The data used in this illustrative analysis were from the Early Childhood Longitudinal Study (ECLS), an ongoing study by the U.S. Department of Education, National Center for Education Statistics that focuses on children’s early school experiences beginning with kindergarten (Tourangeau, Nord, Lê, Pollack, & Atkins-Burnett, 2006). The study follows a nationally representative sample of children from kindergarten through fifth grade. The sample reflected all children from various racial and language background. Sampling for the ECLS was based on a dual frame, multi-stage sampling design, with 100 primary sampling units (PSU). For simplicity, only the data collected during 2004 from the fifth graders was in this paper. The sample size in the current analysis was 1,342 children, which included 650 males and 692 females. Among the total analysis sample of children, 797 were White, 126 were Black, 230 were Hispanic, 141 were Asian, and 48 were multiracial.
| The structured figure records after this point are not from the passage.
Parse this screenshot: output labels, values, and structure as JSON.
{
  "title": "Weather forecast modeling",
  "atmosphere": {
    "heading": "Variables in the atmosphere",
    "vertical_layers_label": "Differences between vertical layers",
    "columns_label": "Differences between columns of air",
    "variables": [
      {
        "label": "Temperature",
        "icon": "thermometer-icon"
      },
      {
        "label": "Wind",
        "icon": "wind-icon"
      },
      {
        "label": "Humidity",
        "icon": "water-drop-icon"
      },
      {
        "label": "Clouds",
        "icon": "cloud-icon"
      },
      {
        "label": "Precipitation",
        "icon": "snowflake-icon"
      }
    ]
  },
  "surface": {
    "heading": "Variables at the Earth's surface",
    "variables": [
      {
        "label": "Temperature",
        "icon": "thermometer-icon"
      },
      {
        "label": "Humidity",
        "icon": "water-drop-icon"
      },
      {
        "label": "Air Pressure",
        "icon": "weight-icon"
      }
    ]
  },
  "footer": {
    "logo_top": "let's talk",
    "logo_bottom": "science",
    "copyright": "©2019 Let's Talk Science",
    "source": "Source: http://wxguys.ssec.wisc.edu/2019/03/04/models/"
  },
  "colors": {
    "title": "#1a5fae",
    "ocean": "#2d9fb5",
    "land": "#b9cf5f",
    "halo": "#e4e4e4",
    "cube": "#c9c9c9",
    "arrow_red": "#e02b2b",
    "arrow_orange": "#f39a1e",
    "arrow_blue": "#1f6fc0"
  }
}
            Measures. In the present analysis, four measures were used as independent variables. They were:
            Self-Description Questionnaire—Math Self-Concept (Marsh, 1990). This measure assesses how children think and feel about themselves in terms of math competence. This scale includes eight items on math grades, the difficulty of math work, and interest in and enjoyment of math, with the score scale ranged from 1 to 4. The analysis used the average score of each participant.
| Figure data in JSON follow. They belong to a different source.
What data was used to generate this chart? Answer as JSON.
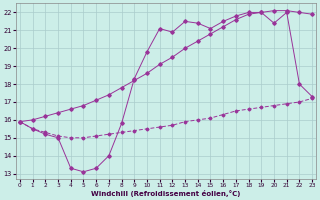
{
  "xlabel": "Windchill (Refroidissement éolien,°C)",
  "bg_color": "#cceee8",
  "grid_color": "#aacccc",
  "line_color": "#993399",
  "x_ticks": [
    0,
    1,
    2,
    3,
    4,
    5,
    6,
    7,
    8,
    9,
    10,
    11,
    12,
    13,
    14,
    15,
    16,
    17,
    18,
    19,
    20,
    21,
    22,
    23
  ],
  "y_ticks": [
    13,
    14,
    15,
    16,
    17,
    18,
    19,
    20,
    21,
    22
  ],
  "xlim": [
    -0.3,
    23.3
  ],
  "ylim": [
    12.7,
    22.5
  ],
  "curve1_x": [
    0,
    1,
    2,
    3,
    4,
    5,
    6,
    7,
    8,
    9,
    10,
    11,
    12,
    13,
    14,
    15,
    16,
    17,
    18,
    19,
    20,
    21,
    22,
    23
  ],
  "curve1_y": [
    15.9,
    16.0,
    16.2,
    16.4,
    16.6,
    16.8,
    17.1,
    17.4,
    17.8,
    18.2,
    18.6,
    19.1,
    19.5,
    20.0,
    20.4,
    20.8,
    21.2,
    21.6,
    21.9,
    22.0,
    22.1,
    22.1,
    22.0,
    21.9
  ],
  "curve2_x": [
    0,
    1,
    2,
    3,
    4,
    5,
    6,
    7,
    8,
    9,
    10,
    11,
    12,
    13,
    14,
    15,
    16,
    17,
    18,
    19,
    20,
    21,
    22,
    23
  ],
  "curve2_y": [
    15.9,
    15.5,
    15.2,
    15.0,
    13.3,
    13.1,
    13.3,
    14.0,
    15.8,
    18.3,
    19.8,
    21.1,
    20.9,
    21.5,
    21.4,
    21.1,
    21.5,
    21.8,
    22.0,
    22.0,
    21.4,
    22.0,
    18.0,
    17.3
  ],
  "curve3_x": [
    0,
    1,
    2,
    3,
    4,
    5,
    6,
    7,
    8,
    9,
    10,
    11,
    12,
    13,
    14,
    15,
    16,
    17,
    18,
    19,
    20,
    21,
    22,
    23
  ],
  "curve3_y": [
    15.9,
    15.5,
    15.3,
    15.1,
    15.0,
    15.0,
    15.1,
    15.2,
    15.3,
    15.4,
    15.5,
    15.6,
    15.7,
    15.9,
    16.0,
    16.1,
    16.3,
    16.5,
    16.6,
    16.7,
    16.8,
    16.9,
    17.0,
    17.2
  ]
}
            Academic Rating Scale-Math. This is the teacher’s rating of children’s academic performance in math. Teachers were asked to rate each child’s proficiency in the following areas: number concepts, measurement, operation, geometry, math strategies, and beginning algebraic thinking, with the score scale ranged from 1 to 5. The analysis used the average score of each participant.
            Social Rating Scale-Approach to Learning. This is the teacher’s judgment of children’s social competence. The approach to learning scale measures behaviors that affect the ease with which children can benefit from the learning environment. It includes six items that rate the child’s attentiveness, task persistence, eagerness to learn, learning independence, flexibility, organization, and following classroom rules, with the score scale ranged from 1 to 4. The analysis used the average score of each participant.
            Social Rating Scale-Self-Control.  It has four items that rate the child’s ability to control behavior by respecting the property rights of others, controlling temper, accepting peer ideas for group activities, and responding appropriately to peer pressure, with the score scale ranged from 1 to 4. The analysis used the average score of each participant.
            In all above measures, the scores were coded positively, with high scores indicating higher self-concept, and higher teacher rating on academic and social competence. The reported reliability for these independent variables ranged from .79 to .92 (Tourangeau et al., 2006).
            The dependent variable used was a composite math proficiency probability score that was computed as an average across nine math skill levels: count/number, relative size, ordinality/ sequence, add/subtract, multiple/divide, place value, rate and measurement, fractions, and area/volume. The probability scores were from 0.00 to 1.00, with a larger probability score indicating an overall higher achievement across these math skill levels.
            In addition, children’s gender and race were included as covariates. They were used to increase the classification accuracy of individuals into each latent class. In this chapter, children’s race was represented in five categories: White, Black, Hispanic, Asian (which includes Pacific Islanders and American Indians), and multiracial.